Burr Clover seed pods.
Texas distribution, attributed to U. S. Department of Agriculture. The marked counties are guidelines only. Plants may appear in other counties, especially if used in landscaping.
This map is very incomplete.
North American distribution, attributed to U. S. Department of Agriculture.
Burr Clover is often mistaken for regular clover but these leaves are coarse, rough-edged and grow off prostate runners all branching out from a central taproot. The edible seeds grow one per seedpod and can be eaten raw or roasted then ground into flour once they turn black.
Being mostly starch, it should be possible to use Burr Clover seeds to produce alcohol. The starch must be broken down into simple sugars for the yeast. The easiest way to do this to combine the crushed seeds with the amylase enzymes found in saliva…in other words, the traditional “spit beer” made by many primitive cultures where a starchy material is chewed and then spit into a large pot to ferment for several days to produce a weak alcoholic drink.
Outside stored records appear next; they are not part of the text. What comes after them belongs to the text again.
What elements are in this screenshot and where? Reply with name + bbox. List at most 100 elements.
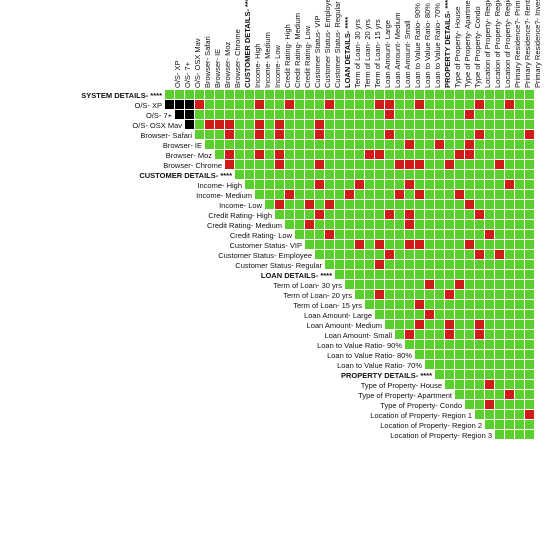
matrix-cell — [265, 140, 274, 149]
matrix-cell — [515, 150, 524, 159]
matrix-cell — [445, 300, 454, 309]
matrix-cell — [305, 150, 314, 159]
matrix-cell — [515, 260, 524, 269]
matrix-cell — [385, 190, 394, 199]
matrix-cell — [305, 180, 314, 189]
matrix-cell — [505, 160, 514, 169]
matrix-cell — [405, 200, 414, 209]
matrix-cell — [255, 160, 264, 169]
col-label: Type of Property- Apartment — [463, 0, 472, 88]
col-label: Primary Residence?- Primary — [513, 0, 522, 88]
col-label: Loan to Value Ratio- 70% — [433, 3, 442, 88]
matrix-cell — [485, 420, 494, 429]
row-label: Browser- Chrome — [0, 161, 222, 170]
col-label: Income- High — [253, 43, 262, 88]
matrix-cell — [485, 380, 494, 389]
matrix-cell — [465, 220, 474, 229]
matrix-cell — [265, 200, 274, 209]
col-label: O/S- OSX Mav — [193, 38, 202, 88]
matrix-cell — [205, 110, 214, 119]
matrix-cell — [305, 190, 314, 199]
matrix-cell — [385, 140, 394, 149]
matrix-cell — [355, 170, 364, 179]
matrix-cell — [375, 170, 384, 179]
matrix-cell — [465, 200, 474, 209]
matrix-cell — [515, 290, 524, 299]
col-label: Primary Residence?- Rental — [523, 0, 532, 88]
matrix-cell — [285, 100, 294, 109]
matrix-cell — [385, 220, 394, 229]
matrix-cell — [275, 180, 284, 189]
matrix-cell — [375, 280, 384, 289]
col-label: Primary Residence?- Investment — [533, 0, 542, 88]
matrix-cell — [505, 230, 514, 239]
matrix-cell — [485, 350, 494, 359]
matrix-cell — [515, 330, 524, 339]
matrix-cell — [455, 250, 464, 259]
matrix-cell — [495, 130, 504, 139]
matrix-cell — [505, 170, 514, 179]
matrix-cell — [465, 150, 474, 159]
matrix-cell — [425, 260, 434, 269]
matrix-cell — [245, 130, 254, 139]
matrix-cell — [465, 160, 474, 169]
matrix-cell — [195, 130, 204, 139]
matrix-cell — [365, 110, 374, 119]
matrix-cell — [265, 190, 274, 199]
matrix-cell — [375, 210, 384, 219]
matrix-cell — [425, 120, 434, 129]
matrix-cell — [455, 370, 464, 379]
matrix-cell — [435, 220, 444, 229]
matrix-cell — [195, 110, 204, 119]
matrix-cell — [525, 130, 534, 139]
matrix-cell — [525, 240, 534, 249]
matrix-cell — [355, 180, 364, 189]
matrix-cell — [365, 220, 374, 229]
matrix-cell — [405, 160, 414, 169]
matrix-cell — [505, 90, 514, 99]
matrix-cell — [495, 330, 504, 339]
matrix-cell — [315, 250, 324, 259]
matrix-cell — [455, 300, 464, 309]
matrix-cell — [455, 380, 464, 389]
matrix-cell — [455, 170, 464, 179]
matrix-cell — [255, 100, 264, 109]
matrix-cell — [495, 370, 504, 379]
matrix-cell — [275, 120, 284, 129]
matrix-cell — [385, 200, 394, 209]
matrix-cell — [375, 240, 384, 249]
matrix-cell — [525, 370, 534, 379]
matrix-cell — [425, 230, 434, 239]
matrix-cell — [515, 390, 524, 399]
matrix-cell — [315, 100, 324, 109]
row-label: Term of Loan- 15 yrs — [0, 301, 362, 310]
matrix-cell — [515, 250, 524, 259]
matrix-cell — [335, 230, 344, 239]
matrix-cell — [335, 120, 344, 129]
matrix-cell — [415, 230, 424, 239]
matrix-cell — [485, 290, 494, 299]
matrix-cell — [395, 180, 404, 189]
matrix-cell — [205, 130, 214, 139]
matrix-cell — [485, 390, 494, 399]
matrix-cell — [425, 270, 434, 279]
matrix-cell — [395, 140, 404, 149]
matrix-cell — [435, 210, 444, 219]
matrix-cell — [505, 270, 514, 279]
matrix-cell — [275, 200, 284, 209]
matrix-cell — [385, 320, 394, 329]
matrix-cell — [475, 240, 484, 249]
matrix-cell — [495, 290, 504, 299]
row-label: Loan Amount- Large — [0, 311, 372, 320]
matrix-cell — [405, 300, 414, 309]
matrix-cell — [355, 150, 364, 159]
matrix-cell — [255, 150, 264, 159]
matrix-cell — [475, 170, 484, 179]
matrix-cell — [435, 330, 444, 339]
matrix-cell — [415, 300, 424, 309]
matrix-cell — [525, 290, 534, 299]
matrix-cell — [505, 330, 514, 339]
matrix-cell — [335, 160, 344, 169]
matrix-cell — [425, 110, 434, 119]
matrix-cell — [475, 360, 484, 369]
Luckily, high concentrations of the necessary enzyme are also found the sprouts of barley and other grains, which can be bought from brewer supply stores.
Like most clovers, Burr Clover forms a symbiotic partnership with rhizobium bacteria which allows it to turn atmospheric nitrogen gas into a form usable by plants. This makes it a beneficial plant to let grow in your garden as it fertilizes nearby plants with this nitrogen.